Tabi and I had to watch "Far From the Madding Crowd" for her English Lit GCSE. Thankfully I didn't have to read the book too. How Hardy became a classic I will never know! Though I have a good friend who would disagree and thinks he's brilliant. Each to their own. And why if we all have so many different tastes in what makes good literature do we have certain people picking what is a "classic" and what to make young people study of GCSE and 'A' Levels, which often put people off reading for life?
Anyway I was struck by 2 things:
Firstly Bathsheba is so upset that Boldwood shoots her husband and is going to hang for it that she gets his case sent back and makes sure he is then locked up in an insane assylum for the rest of his life. This at least eases her conscience but I am sure is no fun at all for poor Farmer Boldwood, and if not insane when he went in definitly would've gone insane.
And it got me thinking of how often we manipulate situations because they ease our conscience and may not be what is best for others. But we feel better about it.

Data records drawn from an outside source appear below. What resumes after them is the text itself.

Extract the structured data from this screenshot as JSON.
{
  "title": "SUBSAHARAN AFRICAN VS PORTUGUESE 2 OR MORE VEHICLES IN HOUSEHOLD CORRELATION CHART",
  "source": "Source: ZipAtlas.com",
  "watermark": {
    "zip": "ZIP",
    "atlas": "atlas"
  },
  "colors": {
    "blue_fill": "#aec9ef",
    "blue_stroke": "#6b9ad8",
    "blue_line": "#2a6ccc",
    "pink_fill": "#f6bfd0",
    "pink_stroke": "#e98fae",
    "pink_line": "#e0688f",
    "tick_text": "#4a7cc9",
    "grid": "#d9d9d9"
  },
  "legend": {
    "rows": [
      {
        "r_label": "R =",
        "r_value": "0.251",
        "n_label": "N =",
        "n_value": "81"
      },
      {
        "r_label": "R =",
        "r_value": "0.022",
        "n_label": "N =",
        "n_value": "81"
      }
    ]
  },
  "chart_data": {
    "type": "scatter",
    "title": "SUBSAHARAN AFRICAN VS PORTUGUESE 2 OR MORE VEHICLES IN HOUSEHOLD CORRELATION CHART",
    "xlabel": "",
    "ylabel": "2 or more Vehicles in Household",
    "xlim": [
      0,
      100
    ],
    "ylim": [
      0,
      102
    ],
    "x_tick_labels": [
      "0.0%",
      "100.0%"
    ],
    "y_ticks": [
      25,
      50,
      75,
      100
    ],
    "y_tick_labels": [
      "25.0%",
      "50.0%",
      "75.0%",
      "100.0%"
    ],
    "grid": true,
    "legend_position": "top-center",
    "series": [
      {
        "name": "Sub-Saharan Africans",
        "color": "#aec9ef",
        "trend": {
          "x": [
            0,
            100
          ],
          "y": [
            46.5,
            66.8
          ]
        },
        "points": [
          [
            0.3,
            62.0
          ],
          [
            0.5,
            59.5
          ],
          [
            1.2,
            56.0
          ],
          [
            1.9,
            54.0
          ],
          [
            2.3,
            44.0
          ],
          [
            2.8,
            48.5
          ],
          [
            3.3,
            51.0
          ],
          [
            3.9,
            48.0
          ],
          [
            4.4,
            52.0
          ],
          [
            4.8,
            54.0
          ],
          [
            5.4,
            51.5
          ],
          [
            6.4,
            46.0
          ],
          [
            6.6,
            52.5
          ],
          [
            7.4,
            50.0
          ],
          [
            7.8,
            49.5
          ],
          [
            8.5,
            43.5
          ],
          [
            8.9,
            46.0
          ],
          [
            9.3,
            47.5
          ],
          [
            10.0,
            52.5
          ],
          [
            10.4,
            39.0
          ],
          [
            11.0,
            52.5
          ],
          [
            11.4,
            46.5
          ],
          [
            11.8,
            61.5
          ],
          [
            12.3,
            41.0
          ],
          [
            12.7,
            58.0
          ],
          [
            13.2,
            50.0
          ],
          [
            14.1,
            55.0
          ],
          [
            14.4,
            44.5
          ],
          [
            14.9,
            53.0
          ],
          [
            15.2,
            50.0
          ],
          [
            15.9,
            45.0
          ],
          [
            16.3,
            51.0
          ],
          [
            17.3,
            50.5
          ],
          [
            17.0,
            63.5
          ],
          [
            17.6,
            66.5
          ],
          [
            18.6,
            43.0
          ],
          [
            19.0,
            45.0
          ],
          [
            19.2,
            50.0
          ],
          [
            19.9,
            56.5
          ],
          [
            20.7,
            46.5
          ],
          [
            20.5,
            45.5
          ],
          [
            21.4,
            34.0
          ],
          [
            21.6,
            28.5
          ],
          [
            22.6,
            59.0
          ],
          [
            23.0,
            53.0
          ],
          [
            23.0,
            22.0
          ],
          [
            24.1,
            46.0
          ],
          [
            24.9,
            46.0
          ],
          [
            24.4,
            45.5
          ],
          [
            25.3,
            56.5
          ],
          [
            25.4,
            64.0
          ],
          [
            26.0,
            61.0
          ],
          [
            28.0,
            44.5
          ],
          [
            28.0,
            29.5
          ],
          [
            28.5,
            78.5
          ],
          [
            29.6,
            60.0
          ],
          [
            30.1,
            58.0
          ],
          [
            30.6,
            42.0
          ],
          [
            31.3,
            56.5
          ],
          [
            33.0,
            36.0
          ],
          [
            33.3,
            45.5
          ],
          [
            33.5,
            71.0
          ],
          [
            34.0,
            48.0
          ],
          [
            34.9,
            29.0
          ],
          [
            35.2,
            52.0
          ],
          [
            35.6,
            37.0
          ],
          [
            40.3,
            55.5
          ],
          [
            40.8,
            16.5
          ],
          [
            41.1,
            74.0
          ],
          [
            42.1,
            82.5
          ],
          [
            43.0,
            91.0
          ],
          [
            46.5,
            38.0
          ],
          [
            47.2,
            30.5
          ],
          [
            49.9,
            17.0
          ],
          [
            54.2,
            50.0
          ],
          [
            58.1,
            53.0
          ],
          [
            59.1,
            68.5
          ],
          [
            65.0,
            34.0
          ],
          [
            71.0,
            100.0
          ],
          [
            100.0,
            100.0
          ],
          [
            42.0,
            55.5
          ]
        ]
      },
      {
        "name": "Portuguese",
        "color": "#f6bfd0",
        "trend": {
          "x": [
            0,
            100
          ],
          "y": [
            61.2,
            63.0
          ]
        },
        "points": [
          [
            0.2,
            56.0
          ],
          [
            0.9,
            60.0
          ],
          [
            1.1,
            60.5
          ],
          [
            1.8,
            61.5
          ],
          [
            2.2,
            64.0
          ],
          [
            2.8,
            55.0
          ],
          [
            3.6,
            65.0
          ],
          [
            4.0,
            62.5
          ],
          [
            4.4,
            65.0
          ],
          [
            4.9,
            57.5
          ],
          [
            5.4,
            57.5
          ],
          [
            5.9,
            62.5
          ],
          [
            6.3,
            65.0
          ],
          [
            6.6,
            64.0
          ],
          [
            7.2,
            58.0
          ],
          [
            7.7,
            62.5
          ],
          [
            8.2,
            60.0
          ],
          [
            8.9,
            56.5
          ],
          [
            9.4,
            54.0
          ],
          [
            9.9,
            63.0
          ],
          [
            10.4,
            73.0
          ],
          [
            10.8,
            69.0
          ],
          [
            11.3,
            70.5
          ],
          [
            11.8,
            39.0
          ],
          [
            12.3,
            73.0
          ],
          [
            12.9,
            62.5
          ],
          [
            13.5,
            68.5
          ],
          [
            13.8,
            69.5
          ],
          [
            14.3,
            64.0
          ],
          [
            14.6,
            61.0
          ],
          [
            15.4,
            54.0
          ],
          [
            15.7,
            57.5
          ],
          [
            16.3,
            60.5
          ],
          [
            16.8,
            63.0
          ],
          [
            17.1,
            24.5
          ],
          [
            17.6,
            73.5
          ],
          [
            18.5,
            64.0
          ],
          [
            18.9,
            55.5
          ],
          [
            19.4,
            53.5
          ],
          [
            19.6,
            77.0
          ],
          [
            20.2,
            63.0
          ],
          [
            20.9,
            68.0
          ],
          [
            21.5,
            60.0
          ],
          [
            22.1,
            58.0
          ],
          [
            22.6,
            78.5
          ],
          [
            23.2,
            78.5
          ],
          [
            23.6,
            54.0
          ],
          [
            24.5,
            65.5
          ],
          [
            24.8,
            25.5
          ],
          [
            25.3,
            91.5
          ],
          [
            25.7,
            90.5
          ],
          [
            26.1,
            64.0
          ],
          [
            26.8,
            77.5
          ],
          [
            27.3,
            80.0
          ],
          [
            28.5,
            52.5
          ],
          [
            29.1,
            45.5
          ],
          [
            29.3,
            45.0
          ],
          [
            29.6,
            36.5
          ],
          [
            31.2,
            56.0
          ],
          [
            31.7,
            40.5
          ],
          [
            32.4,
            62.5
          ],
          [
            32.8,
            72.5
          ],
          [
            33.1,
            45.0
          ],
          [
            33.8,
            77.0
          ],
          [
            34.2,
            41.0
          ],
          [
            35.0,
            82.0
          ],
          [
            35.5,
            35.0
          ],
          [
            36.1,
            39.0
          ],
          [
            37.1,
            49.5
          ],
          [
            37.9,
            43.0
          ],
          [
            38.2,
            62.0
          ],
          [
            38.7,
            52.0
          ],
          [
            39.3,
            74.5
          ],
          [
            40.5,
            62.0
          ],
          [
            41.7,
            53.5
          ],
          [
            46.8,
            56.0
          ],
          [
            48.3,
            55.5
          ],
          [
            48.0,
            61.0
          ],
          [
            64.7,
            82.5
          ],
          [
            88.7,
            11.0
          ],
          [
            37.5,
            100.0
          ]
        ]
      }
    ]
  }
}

And the second thing was when the sheep go off in the clover field and get really, really sick eating something that poisons them and how Gabriel Oak is the only person who knows how to deal with their gassed up stomachs without killing them. And of how we are often compared to sheep - sheep who have gone astray, sheep in need of a shepherd.
And it struck me that so often we don't let the Holy Spirit come along and get the bad stuff out of us in the way He knows best, but that so often as church we think we know the right formula and so deal with it as we have always done and actually can cause more harm than good. Instead of waiting, which is what they had to do, asking in the right way (as Bathsheba had upset Oaks and banished him - oh don't we often do that with God too??), and then letting Him do it in the way He knows best.